Tahira Imam who played Jahan Ara in previous productions continued to play the role of the princess and with tremendous ease. She was able to summon the right amount of warmth and kindness to the character of Jahan Ara while also displaying her disgust at the dispute over the throne.
Shah Jehan was played wonderfully by veteran actor Asim Bukhari whose best moment in the entire play would perhaps be the scene where Aurangzeb sends Dara’s severed head to him on a gold platter. The screams of anguish that emanated from the stage sent chills down the spine of the audience.
The play was a fundraiser in collaboration with Fatima Memorial Hospital’s Emergency Services and Jahanara Memorial Trust to raise awareness for the need of better emergency services in the country.

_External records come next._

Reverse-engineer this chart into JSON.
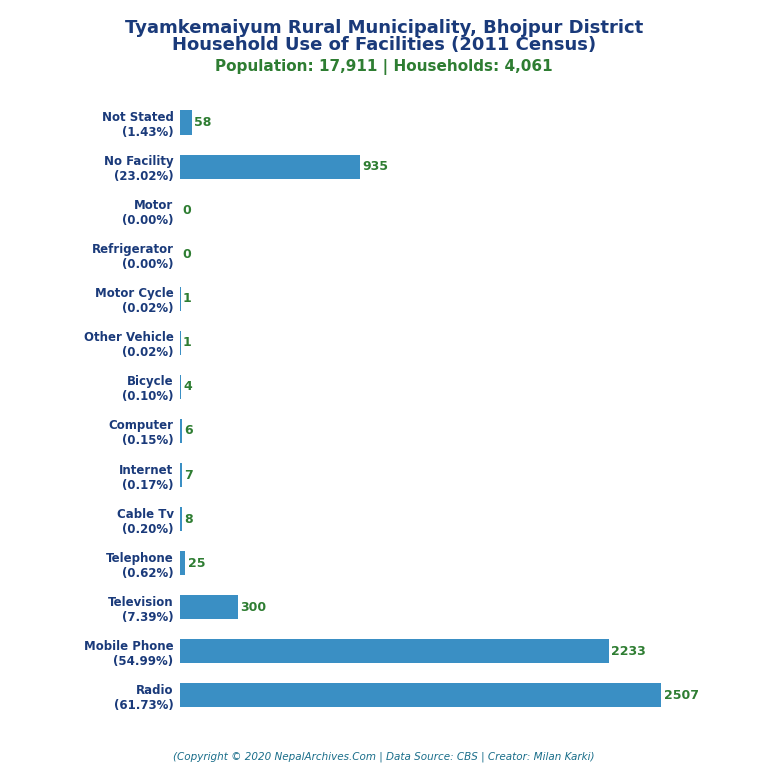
{
  "title_line1": "Tyamkemaiyum Rural Municipality, Bhojpur District",
  "title_line2": "Household Use of Facilities (2011 Census)",
  "subtitle": "Population: 17,911 | Households: 4,061",
  "footer": "(Copyright © 2020 NepalArchives.Com | Data Source: CBS | Creator: Milan Karki)",
  "categories": [
    "Not Stated\n(1.43%)",
    "No Facility\n(23.02%)",
    "Motor\n(0.00%)",
    "Refrigerator\n(0.00%)",
    "Motor Cycle\n(0.02%)",
    "Other Vehicle\n(0.02%)",
    "Bicycle\n(0.10%)",
    "Computer\n(0.15%)",
    "Internet\n(0.17%)",
    "Cable Tv\n(0.20%)",
    "Telephone\n(0.62%)",
    "Television\n(7.39%)",
    "Mobile Phone\n(54.99%)",
    "Radio\n(61.73%)"
  ],
  "values": [
    58,
    935,
    0,
    0,
    1,
    1,
    4,
    6,
    7,
    8,
    25,
    300,
    2233,
    2507
  ],
  "bar_color": "#3a8fc4",
  "title_color": "#1a3a7a",
  "subtitle_color": "#2e7d32",
  "footer_color": "#1a6e8a",
  "value_color": "#2e7d32",
  "ylabel_color": "#1a3a7a",
  "background_color": "#ffffff",
  "bar_height": 0.55
}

The costumes gave the characters the right royal vibe while also adding a bit of oomph to the performances. Live music by Khawar and Qawal party accentuated the aura, keeping everyone fully engrossed throughout the two-hour long play.
Perhaps, one of the very few flaws of the production could be its duration. For many Lahorites, two hours would be a long time to stay fixed in a seat, unless the play being performed before them was too engrossing. Mercifully, in Dara’s case, this was very much the case.